While his friends prepared for college and enjoyed their last fleeting moments of adolescence, recently-graduated high school student George Matus was flying out to Silicon Valley to pitch his drone company to top tech investors.



"That was really stressful, walking into meetings and having braces," Matus says. "My dad was driving me to meetings until a couple months ago."
His diligence paid off. Matus, 18, is now the CEO of Teal (formerly known as iDrone), a company that could differentiate itself in the crowding consumer drone market by delivering a quadcopter that can do everything from racing to virtual-reality gaming.
Most drones are designed for one primary use case, like aerial photography for the film industry or surveillance in areas where it's risky to send humans. Matus wanted to build a drone for novices and professionals alike.
"I didn't want to build just a flying camera," he says.

The Teal aircraft is both autonomous and remote-controlled. A user could throw it up in the air and instruct it to follow their daughter on the soccer field, or take it onto a track to race their friends.
The drone comes equipped with 4K cameras and image recognition technology, so it remembers faces and records the moments you want to capture. Its onboard processor moves data at a rate few other drones can compete with. You can even strap on a virtual reality headset and watch a livestream of what the drone is seeing.
Most impressively, this thing is lightning fast. It reaches zero to 60 miles per hour in less than a second and maxes out at 70 miles per hour, making it one of the fastest lightweight drones in the world. Matus brags that it crushed Tesla in a recent quarter-mile drag race.
The battery life leaves something to be desired, however. The drone flies for just 10 minutes and an additional 20 minutes using a high-endurance battery that's sold separately. Its battery life is on par if not a cut below other consumer drones, like DJI's Phantom 4, which operates for up to 28 minutes.
I met Matus in San Francisco's Dolores Park on a beautiful and breezy summer day. He laid the frisbee-sized drone on the grass and launched it into the air using a remote controller (there's also an app for smartphones and tablets). It whizzed overhead, making a loud blaring sound that drew oohs and aahs from nearby kids.

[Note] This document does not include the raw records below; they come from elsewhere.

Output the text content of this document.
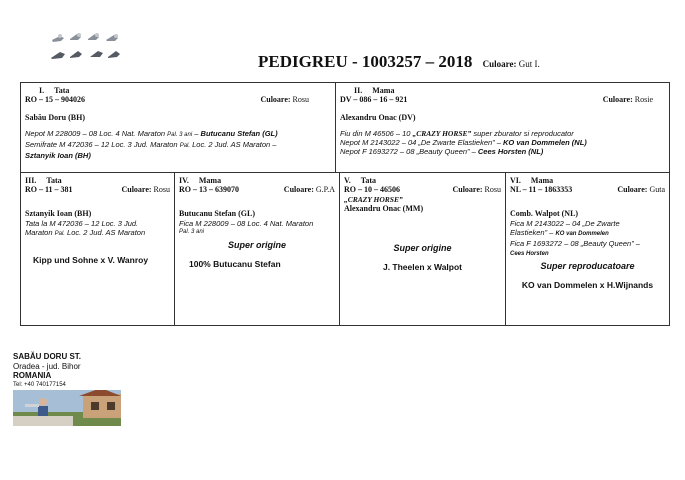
PEDIGREU - 1003257 – 2018 Culoare: Gut I.
I. Tata
RO – 15 – 904026	Culoare: Rosu
Sabău Doru (BH)
Nepot M 228009 – 08 Loc. 4 Nat. Maraton Pal. 3 ani – Butucanu Stefan (GL)
Semifrate M 472036 – 12 Loc. 3 Jud. Maraton Pal. Loc. 2 Jud. AS Maraton –
Sztanyik Ioan (BH)
II. Mama
DV – 086 – 16 – 921	Culoare: Rosie
Alexandru Onac (DV)
Fiu din M 46506 – 10 „CRAZY HORSE” super zburator si reproducator
Nepot M 2143022 – 04 „De Zwarte Elastieken” – KO van Dommelen (NL)
Nepot F 1693272 – 08 „Beauty Queen” – Cees Horsten (NL)
III. Tata
RO – 11 – 381	Culoare: Rosu
Sztanyik Ioan (BH)
Tata la M 472036 – 12 Loc. 3 Jud.
Maraton Pal. Loc. 2 Jud. AS Maraton
Kipp und Sohne x V. Wanroy
IV. Mama
RO – 13 – 639070	Culoare: G.P.A
Butucanu Stefan (GL)
Fica M 228009 – 08 Loc. 4 Nat. Maraton
Pal. 3 ani
Super origine
100% Butucanu Stefan
V. Tata
RO – 10 – 46506	Culoare: Rosu
„CRAZY HORSE”
Alexandru Onac (MM)
Super origine
J. Theelen x Walpot
VI. Mama
NL – 11 – 1863353	Culoare: Guta
Comb. Walpot (NL)
Fica M 2143022 – 04 „De Zwarte
Elastieken” – KO van Dommelen
Fica F 1693272 – 08 „Beauty Queen” –
Cees Horsten
Super reproducatoare
KO van Dommelen x H.Wijnands
SABĂU DORU ST.
Oradea - jud. Bihor
ROMANIA
Tel: +40 740177154
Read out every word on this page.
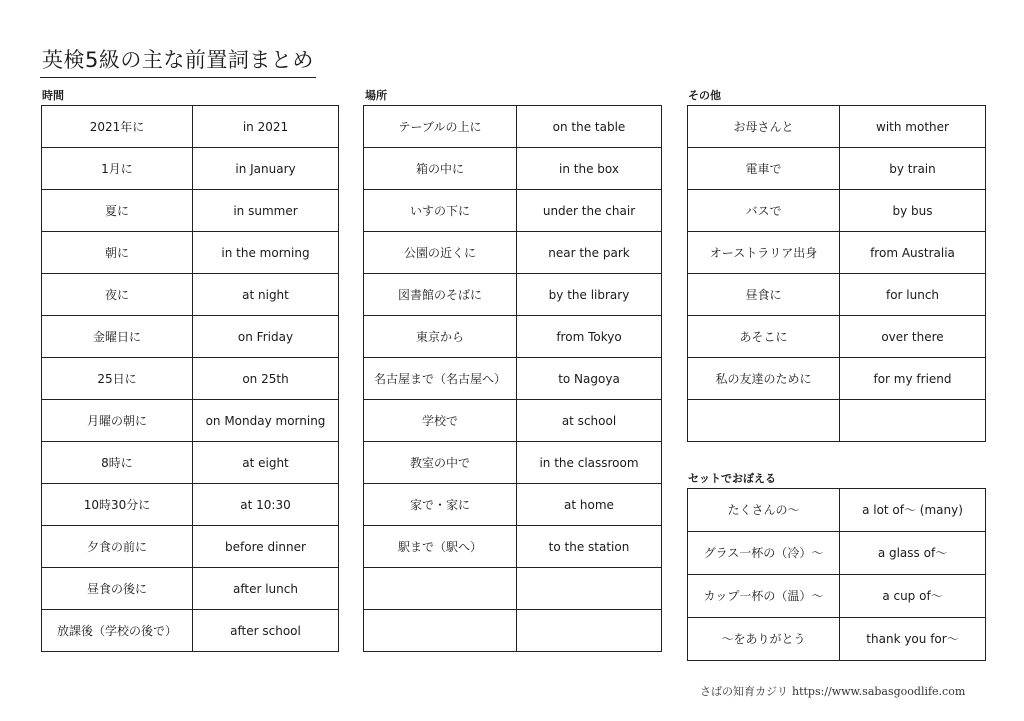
英検5級の主な前置詞まとめ
時間	場所	その他
セットでおぼえる
2021年に	in 2021
1月に	in January
夏に	in summer
朝に	in the morning
夜に	at night
金曜日に	on Friday
25日に	on 25th
月曜の朝に	on Monday morning
8時に	at eight
10時30分に	at 10:30
夕食の前に	before dinner
昼食の後に	after lunch
放課後（学校の後で）	after school
テーブルの上に	on the table
箱の中に	in the box
いすの下に	under the chair
公園の近くに	near the park
図書館のそばに	by the library
東京から	from Tokyo
名古屋まで（名古屋へ）	to Nagoya
学校で	at school
教室の中で	in the classroom
家で・家に	at home
駅まで（駅へ）	to the station

お母さんと	with mother
電車で	by train
バスで	by bus
オーストラリア出身	from Australia
昼食に	for lunch
あそこに	over there
私の友達のために	for my friend

たくさんの～	a lot of～ (many)
グラス一杯の（冷）～	a glass of～
カップ一杯の（温）～	a cup of～
～をありがとう	thank you for～
さばの知育カジリ https://www.sabasgoodlife.com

Matus grew up tinkering with flying vehicles outside his home in Utah. He built his first autonomous drone when he was just 11 and won his first major race at 16. Over the years, he kept a running list of specs and features for his "dream drone."
Eventually, he decided to build it.
While showcasing his drone at a Stanford University hackathon in 2015, Matus met a representative for the Thiel Fellowship, a program founded by tech billionaire Peter Thiel that gives young people $100,000 to delay college and build something new.
"I asked them if I could finish high school, and they're like, 'Wait, you're still in high school?'" Matus remembers.
With permission from his administration, he spent half the day working on the company in his school's robotics lab and half the day attending classes. The grant allowed him to expand his team to three full-time staffers and invest resources in product development.
 Teal's first consumer product, which he calls the "smartphone of drones," can be preordered for $1,299 and ships later this year.
In between meeting with investors and fine-tuning the hardware, you can find Matus in the wide open spaces of Utah doing what he loves: flying.
"It still feels like a hobby," he says.